Hamann-Schlüter-Chiang Conditions

Norm-conserving pseudopotentials are derived from atomic reference states, calculated from the atomic Schrödinger equation

$$\left( T + V_{\rm AE} \right) \vert \Psi_l \rangle = \epsilon_l \vert \Psi_l \rangle \enspace ,$$

where $T$ is the kinetic energy operator and $V_{\rm AE}$ the all-electron potential derived from Kohn-Sham theory. This equation is replaced by a valence electron only equation of the same form

$$\left( T + V_{\rm val} \right) \vert \Phi_l \rangle = \hat \epsilon_l \vert \Phi_l \rangle \enspace .$$

Hamann, Schlüter, and Chiang [93] proposed a set of requirements for the pseudo wavefunction and pseudopotential.

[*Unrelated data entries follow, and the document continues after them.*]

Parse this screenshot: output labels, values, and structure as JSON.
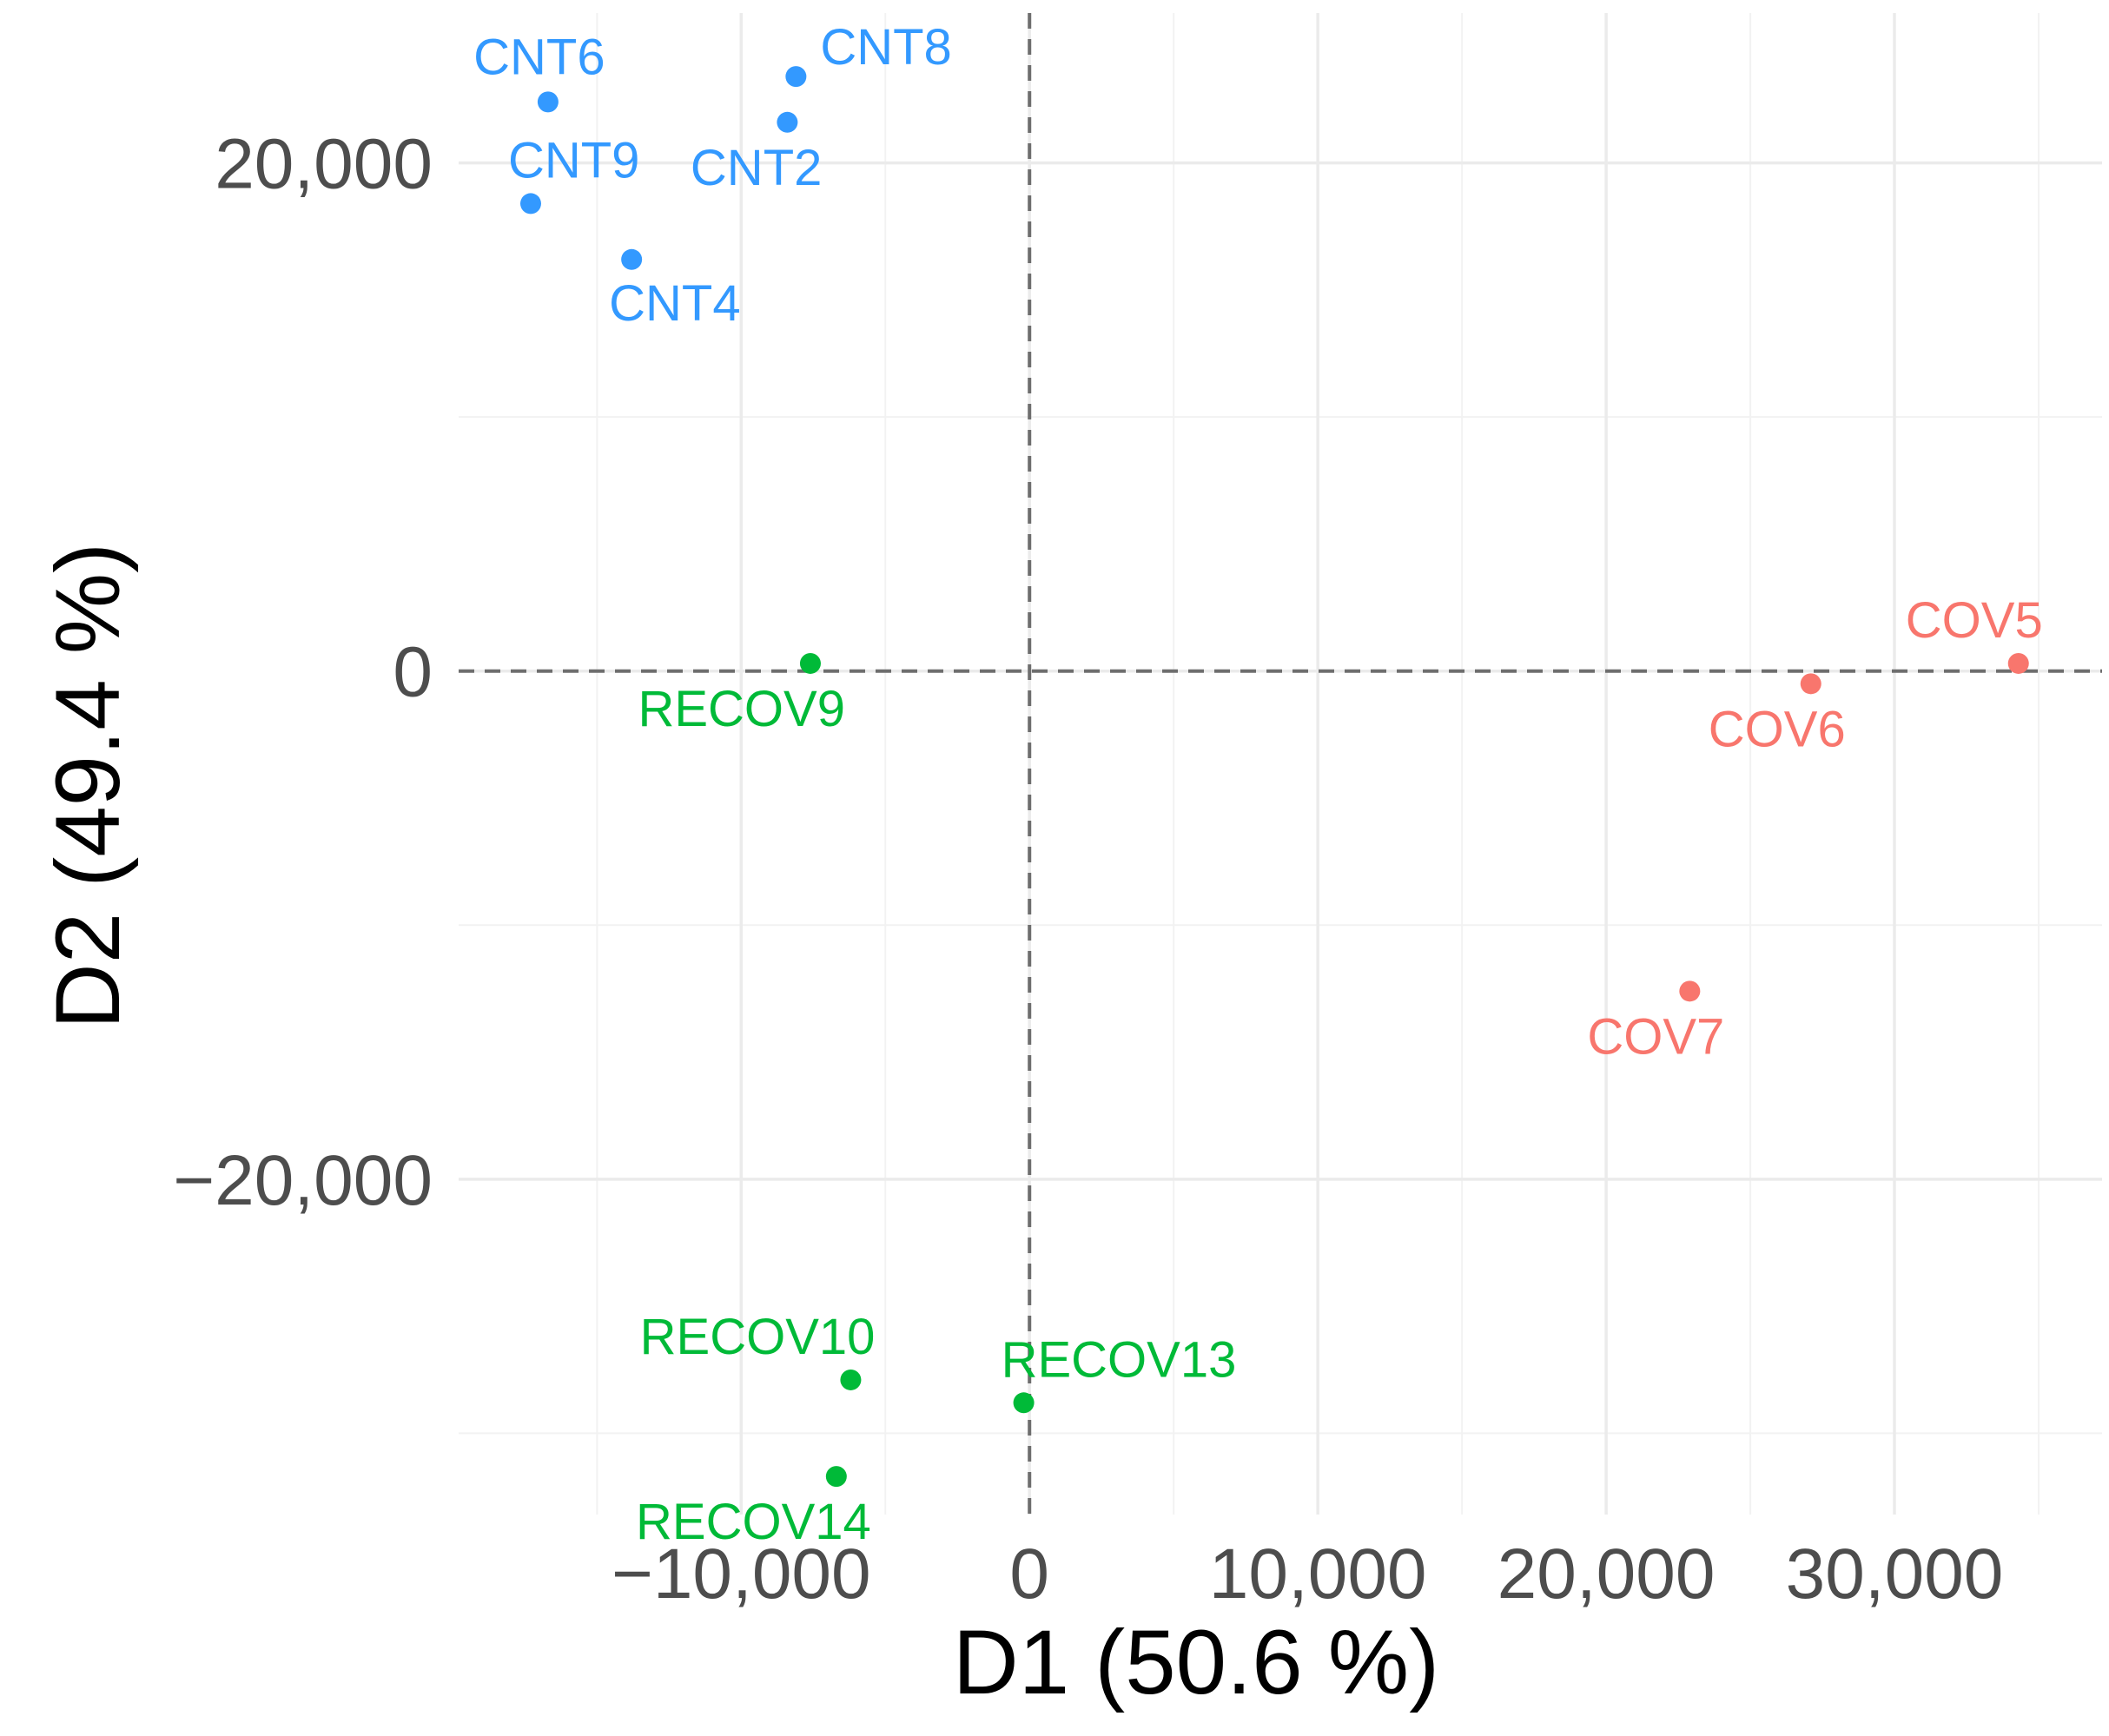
{
  "chart_data": {
    "type": "scatter",
    "title": "",
    "xlabel": "D1 (50.6 %)",
    "ylabel": "D2 (49.4 %)",
    "xlim": [
      -19800,
      37200
    ],
    "ylim": [
      -33200,
      25900
    ],
    "x_ticks": [
      -10000,
      0,
      10000,
      20000,
      30000
    ],
    "x_tick_labels": [
      "−10,000",
      "0",
      "10,000",
      "20,000",
      "30,000"
    ],
    "y_ticks": [
      -20000,
      0,
      20000
    ],
    "y_tick_labels": [
      "−20,000",
      "0",
      "20,000"
    ],
    "grid": true,
    "reference_lines": {
      "x": 0,
      "y": 0,
      "style": "dashed"
    },
    "series": [
      {
        "name": "CNT",
        "color": "#3399FF",
        "points": [
          {
            "label": "CNT6",
            "x": -16700,
            "y": 22400,
            "label_pos": "above"
          },
          {
            "label": "CNT8",
            "x": -8100,
            "y": 23400,
            "label_pos": "right"
          },
          {
            "label": "CNT2",
            "x": -8400,
            "y": 21600,
            "label_pos": "below-left"
          },
          {
            "label": "CNT9",
            "x": -17300,
            "y": 18400,
            "label_pos": "above-right"
          },
          {
            "label": "CNT4",
            "x": -13800,
            "y": 16200,
            "label_pos": "below-right"
          }
        ]
      },
      {
        "name": "COV",
        "color": "#F8766D",
        "points": [
          {
            "label": "COV5",
            "x": 34300,
            "y": 300,
            "label_pos": "above-left"
          },
          {
            "label": "COV6",
            "x": 27100,
            "y": -500,
            "label_pos": "below-left"
          },
          {
            "label": "COV7",
            "x": 22900,
            "y": -12600,
            "label_pos": "below-left"
          }
        ]
      },
      {
        "name": "RECOV",
        "color": "#00BA38",
        "points": [
          {
            "label": "RECOV9",
            "x": -7600,
            "y": 300,
            "label_pos": "below-left"
          },
          {
            "label": "RECOV10",
            "x": -6200,
            "y": -27900,
            "label_pos": "above-left"
          },
          {
            "label": "RECOV13",
            "x": -200,
            "y": -28800,
            "label_pos": "above-right"
          },
          {
            "label": "RECOV14",
            "x": -6700,
            "y": -31700,
            "label_pos": "below-left"
          }
        ]
      }
    ]
  }
}
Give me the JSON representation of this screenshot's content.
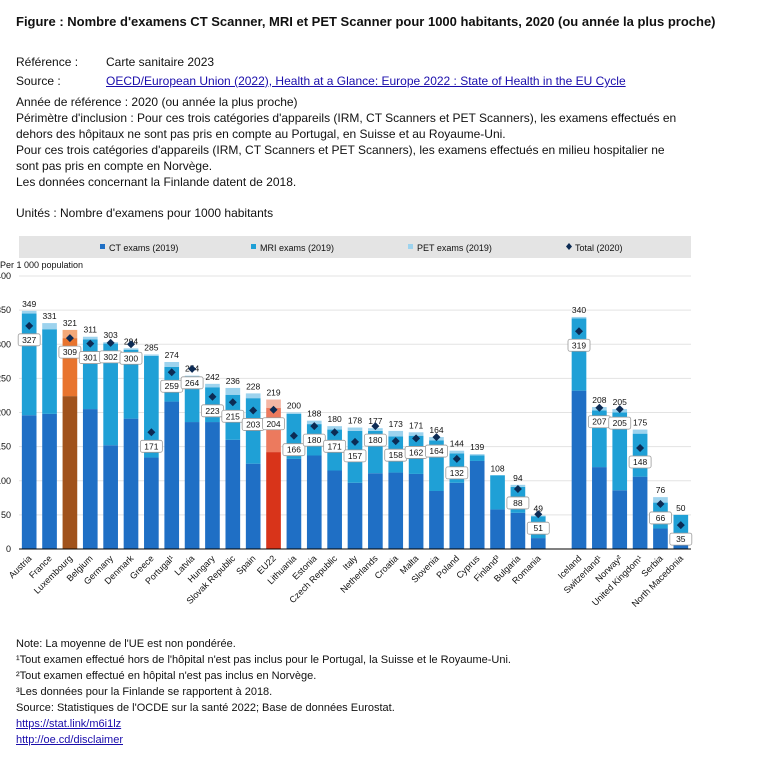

The pseudopotential should have the following properties

1. Real and pseudo valence eigenvalues agree for a chosen prototype atomic configuration. $\epsilon_l = \hat \epsilon_l$
2. Real and pseudo atomic wave functions agree beyond a chosen core radius r$_c$ .
   $$\Psi_l(r) = \Phi_l(r)$$   for$$r \geq r_c$$

3. The integrals from 0 to R of the real and pseudo charge densities agree for R $\geq$ r$_c$ for each valence state (norm conservation).
   $$\langle \Phi_l \vert \Phi_l \rangle_R = \langle \Psi_l \vert \Psi_l \rangle_R$$   for$$R \geq r_c$$
   where
   $$\langle \Phi \vert \Phi \rangle_R = \int_0^R r^2 \vert \phi(r) \vert^2 dr$$

4. The logarithmic derivatives of the real and pseudo wave function and their first energy derivatives agree for r $\geq$ r$_c$ .

Property 3) and 4) are related through the identity

$$-{1 \over 2} \left[ (r \Phi)^2 {d \over d\epsilon} {d \over dr} ln \Phi \right]_R = \int_0^R r^2 \vert \Phi \vert^2 dr$$

They also gave a recipe that allows to generate pseudopotentials with the above properties.

1. $$V_l^{(1)}(r) = V_{AE}(r) [ 1 - f_1 \left( {r \over r_{cl}} \right) ]$$
   r$_{cl}$ : core radius $\approx$ 0.4 - 0.6 R$_{max}$ , where R$_{max}$ is the outermost maximum of the real wave function.

2. $$V_l^{(2)}(r) = V_l^{(1)}(r) + c_l f_2 \left( {r \over r_{cl}} \right)$$
   determine c$_l$ so that $\hat \epsilon_l = \epsilon_l$ in
   $$( T + V_l^{(2)}(r) ) w_l^{(2)}(r) = \hat \epsilon_l w_l^{(2)}(r)$$

3. $$\Phi_l(r) = \gamma_l \left[ w_l^{(2)}(r) + \delta_l r^{l+1} f_3 \left( {r \over r_{cl}} \right) \right]$$
   where $\gamma_l$ and $\delta_l$ are chosen such that
   $$\Phi_l(r) \rightarrow \Psi_l(r)$$   for$$r \geq r_{cl}$$
   and
   $$\gamma_l^2 \int \vert w_l^{(2)}(r) + \delta_l r^{l+1} f_3 \left( {r \over r_{cl}}\right) \vert^2 dr = 1$$

4. Invert the Schrödinger equation for $\hat \epsilon_l$ and $\Phi_l(r)$ to get V$^l_{val}$ (r).
5. Unscreen V$^l_{val}$ (r) to get V$^l_{ps}$ (r).
   $$V^l_{ps}(r) = V^l_{val}(r) - V_H(n_v) - V_{xc}(n_v)$$
   where V $_H(\rho_v)$ and V $_{xc}(\rho_v)$ are the Hartree and exchange and correlation potentials of the pseudo valence density.

Hamann, Schlüter and Chiang chose the following cutoff functions $f_1(x) = f_2(x) = f_3(x) = \exp(-x^4)$ .

These pseudopotentials are angular momentum dependent. Each angular momentum state has its own potential that can be determined independently from the other potentials. It is therefore possible to have a different reference configuration for each angular momentum. This allows it for example to use excited or ionic states to construct the pseudopotential for $l$ states that are not occupied in the atomic ground state.

The total pseudopotential in a solid state calculation then takes the form

$$V_{ps}(r) = \sum_L V^L_{ps}(r) {\bf P}_L$$

where $L$ is a combined index {l,m} and ${\bf P}_L$ is the projector on the angular momentum state {l,m}.